Mas por que crescer pode ser também perder coisas boas? Como afetividade e espontaneidade? Por que pode ser mesmo igual a não crescer, a não se desenvolver como pessoa – que sabe tocar e se deixar tocar por pessoas? Minha hipótese é que algo ocorre nos espaços de trabalho que em vez de facilitar dificulta o compartilhamento real de experiências reais. O que quer que tenha acontecido na infância, adolescência e vida adulta de nosso personagem no filme, ou de todos de nós na vida real, claro que é importante pra sabermos de nossas facilidades e dificuldades tanto pra acharmos um modo de sobrevivermos como de crescermos como pessoas maduras e boas (éticas!), mas não é esse meu ponto. Meu ponto é que muitos dos que conseguem achar seu lugar, um trabalho e uma profissão, e sobreviver a partir disso, não conseguem crescer de forma integral, integrando a criança dentro de si (o que, dialeticamente, torna muitos adultos hoje um tanto infantilizados).

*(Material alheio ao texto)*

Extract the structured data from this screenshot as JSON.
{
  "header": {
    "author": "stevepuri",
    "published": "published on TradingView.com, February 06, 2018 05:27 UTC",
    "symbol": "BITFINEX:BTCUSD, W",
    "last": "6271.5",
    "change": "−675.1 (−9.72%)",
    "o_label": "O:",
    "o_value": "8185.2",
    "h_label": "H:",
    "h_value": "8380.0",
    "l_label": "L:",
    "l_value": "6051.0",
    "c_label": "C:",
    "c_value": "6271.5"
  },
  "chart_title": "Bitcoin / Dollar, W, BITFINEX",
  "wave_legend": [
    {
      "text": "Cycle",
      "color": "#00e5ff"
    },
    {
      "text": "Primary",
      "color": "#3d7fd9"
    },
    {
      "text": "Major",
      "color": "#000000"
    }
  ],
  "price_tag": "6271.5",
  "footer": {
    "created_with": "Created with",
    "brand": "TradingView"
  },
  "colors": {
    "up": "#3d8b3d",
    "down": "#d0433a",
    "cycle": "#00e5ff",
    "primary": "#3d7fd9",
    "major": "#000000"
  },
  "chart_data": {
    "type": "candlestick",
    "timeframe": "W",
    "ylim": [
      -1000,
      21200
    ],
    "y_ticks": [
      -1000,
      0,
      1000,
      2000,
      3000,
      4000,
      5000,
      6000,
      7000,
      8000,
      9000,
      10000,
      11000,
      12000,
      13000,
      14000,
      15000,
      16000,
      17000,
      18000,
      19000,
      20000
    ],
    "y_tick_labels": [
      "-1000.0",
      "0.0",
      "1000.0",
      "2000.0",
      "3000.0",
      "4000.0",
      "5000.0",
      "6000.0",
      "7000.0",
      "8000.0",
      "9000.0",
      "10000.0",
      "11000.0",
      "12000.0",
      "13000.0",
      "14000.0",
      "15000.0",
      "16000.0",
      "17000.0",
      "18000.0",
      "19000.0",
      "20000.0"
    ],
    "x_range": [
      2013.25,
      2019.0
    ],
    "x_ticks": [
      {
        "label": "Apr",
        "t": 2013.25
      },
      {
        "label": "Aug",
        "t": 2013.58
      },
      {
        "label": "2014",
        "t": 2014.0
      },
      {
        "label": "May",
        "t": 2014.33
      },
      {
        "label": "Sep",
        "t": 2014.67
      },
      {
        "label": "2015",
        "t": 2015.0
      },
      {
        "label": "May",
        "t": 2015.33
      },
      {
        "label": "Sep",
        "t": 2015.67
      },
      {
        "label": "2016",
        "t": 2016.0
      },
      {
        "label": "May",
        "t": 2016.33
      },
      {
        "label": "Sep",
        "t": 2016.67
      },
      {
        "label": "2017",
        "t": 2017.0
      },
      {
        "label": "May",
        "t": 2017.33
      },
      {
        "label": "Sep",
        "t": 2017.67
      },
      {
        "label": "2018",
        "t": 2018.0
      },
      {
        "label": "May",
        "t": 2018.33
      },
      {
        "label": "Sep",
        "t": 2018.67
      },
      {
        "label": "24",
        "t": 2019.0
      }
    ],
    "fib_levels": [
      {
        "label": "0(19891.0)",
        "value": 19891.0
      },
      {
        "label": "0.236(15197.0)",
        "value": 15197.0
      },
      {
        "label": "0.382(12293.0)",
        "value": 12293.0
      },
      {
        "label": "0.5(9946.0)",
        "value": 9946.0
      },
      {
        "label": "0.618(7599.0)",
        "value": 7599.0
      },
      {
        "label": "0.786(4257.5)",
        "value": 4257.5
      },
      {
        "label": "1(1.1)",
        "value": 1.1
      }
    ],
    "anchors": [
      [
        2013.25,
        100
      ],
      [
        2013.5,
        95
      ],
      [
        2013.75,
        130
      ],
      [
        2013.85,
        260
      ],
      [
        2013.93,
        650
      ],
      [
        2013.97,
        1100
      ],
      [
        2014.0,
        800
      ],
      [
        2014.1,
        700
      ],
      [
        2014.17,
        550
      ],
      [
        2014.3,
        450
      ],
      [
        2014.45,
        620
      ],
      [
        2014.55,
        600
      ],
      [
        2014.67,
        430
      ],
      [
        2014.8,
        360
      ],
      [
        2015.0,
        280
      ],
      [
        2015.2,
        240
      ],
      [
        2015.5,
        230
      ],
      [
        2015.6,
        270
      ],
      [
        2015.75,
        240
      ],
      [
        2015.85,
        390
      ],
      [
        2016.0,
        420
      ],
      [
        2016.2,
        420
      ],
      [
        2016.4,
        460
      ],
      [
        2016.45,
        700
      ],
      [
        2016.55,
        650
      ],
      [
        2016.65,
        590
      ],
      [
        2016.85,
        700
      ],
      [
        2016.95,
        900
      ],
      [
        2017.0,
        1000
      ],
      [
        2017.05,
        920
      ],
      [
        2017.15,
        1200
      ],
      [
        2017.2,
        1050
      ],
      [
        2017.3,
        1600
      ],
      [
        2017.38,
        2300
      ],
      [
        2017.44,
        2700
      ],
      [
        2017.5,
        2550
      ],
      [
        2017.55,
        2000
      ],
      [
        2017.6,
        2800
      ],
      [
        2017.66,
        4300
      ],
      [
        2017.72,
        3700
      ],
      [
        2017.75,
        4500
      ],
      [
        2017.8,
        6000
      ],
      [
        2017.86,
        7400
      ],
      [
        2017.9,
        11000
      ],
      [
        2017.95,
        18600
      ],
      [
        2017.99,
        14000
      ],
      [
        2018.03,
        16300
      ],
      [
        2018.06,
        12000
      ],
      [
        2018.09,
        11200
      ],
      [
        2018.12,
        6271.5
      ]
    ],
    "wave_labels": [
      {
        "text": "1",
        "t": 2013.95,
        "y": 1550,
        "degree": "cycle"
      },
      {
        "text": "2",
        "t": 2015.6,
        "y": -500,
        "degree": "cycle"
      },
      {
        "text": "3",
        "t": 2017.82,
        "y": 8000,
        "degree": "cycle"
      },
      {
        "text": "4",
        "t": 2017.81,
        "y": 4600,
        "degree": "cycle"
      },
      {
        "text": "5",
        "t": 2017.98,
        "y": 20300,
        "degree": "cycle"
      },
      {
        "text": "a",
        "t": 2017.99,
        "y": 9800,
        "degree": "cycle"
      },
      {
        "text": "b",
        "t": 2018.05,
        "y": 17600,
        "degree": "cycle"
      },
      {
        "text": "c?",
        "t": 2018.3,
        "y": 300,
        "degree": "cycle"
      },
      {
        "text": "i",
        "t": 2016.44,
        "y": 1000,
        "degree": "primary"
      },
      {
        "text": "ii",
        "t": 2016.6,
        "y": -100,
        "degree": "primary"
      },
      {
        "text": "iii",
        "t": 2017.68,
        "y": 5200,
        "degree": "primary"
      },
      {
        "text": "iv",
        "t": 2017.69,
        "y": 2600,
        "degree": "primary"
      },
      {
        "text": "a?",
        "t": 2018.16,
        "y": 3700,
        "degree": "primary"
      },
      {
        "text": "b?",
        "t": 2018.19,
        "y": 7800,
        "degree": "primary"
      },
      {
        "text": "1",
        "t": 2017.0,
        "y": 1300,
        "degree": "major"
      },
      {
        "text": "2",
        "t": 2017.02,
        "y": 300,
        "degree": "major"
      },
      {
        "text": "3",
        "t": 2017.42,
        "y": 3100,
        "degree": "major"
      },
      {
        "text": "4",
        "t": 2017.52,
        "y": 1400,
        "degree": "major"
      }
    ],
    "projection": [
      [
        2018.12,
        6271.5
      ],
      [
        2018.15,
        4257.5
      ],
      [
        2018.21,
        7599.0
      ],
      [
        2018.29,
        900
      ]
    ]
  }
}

Marx bem sabia que a alienação não se dá no capitalismo só em relação ao produto do trabalho (que não nos pertence mas a quem nos emprega) mas também ao processo produtivo inteiro. Há uma alienação das relações interpessoais, uma atomização e super individualização no mundo capitalista que vem piorando desde a época das grandes fábricas, onde mal ou bem o capital precisava da cooperação dos seus exércitos de trabalhadores coletivos. Hoje trabalhamos cada vez mais sós, mesmo quando em grupos. Socializamos e compartilhamos cada vez menos experiências, e tememos cada vez mais o toque e mesmo a presença do outro. A vida fora do trabalho reflete isso. Não tememos só o ladrão, o estuprador ou o imigrante. Tememos todos e por qualquer coisa. Tememos ser sinceros e darmos nossas opiniões, como também tememos ouvir. Tememos abandonar e sermos abandonados (sermos desligados, demitidos, cancelados) e por isso não fazemos laços. Por isso hoje, mesmo adultos bem empregados e com seu lugar no mundo assegurado, seguem sendo crianças medrosas. O que a extrema direita identifica como fraqueza individual por causa de gays, trans e negros fortalecidos, tem muito mais a ver com enfraquecimento da vida social e coletiva em geral, que nos torna individualmente mais frágeis. E isso justo na medida que sequer conhecemos e encaramos nossas fraquezas.

A dor real (título que prefiro) é sobre a realidade da vida, a dificuldade de sobreviver – não só num campo de concentração, mas em todos os campos da vida – sozinhos. Saber ser sozinho é fundamental, mas é o coletivo que nos deve ensinar isso. Do contrário, viramos solitários ressentidos, e perigosos. O trabalho – com o outro e para o outro (coletivo e não privado!), num tempo mínimo e não máximo – deveria nos salvar desse dessa perigosa solidão e nos dar a verdadeira autonomia.

Glaucia Campregher é professora aposentada de economia, ex-professora da UFU, UFRGS, UFBA e apaixonada por cinema.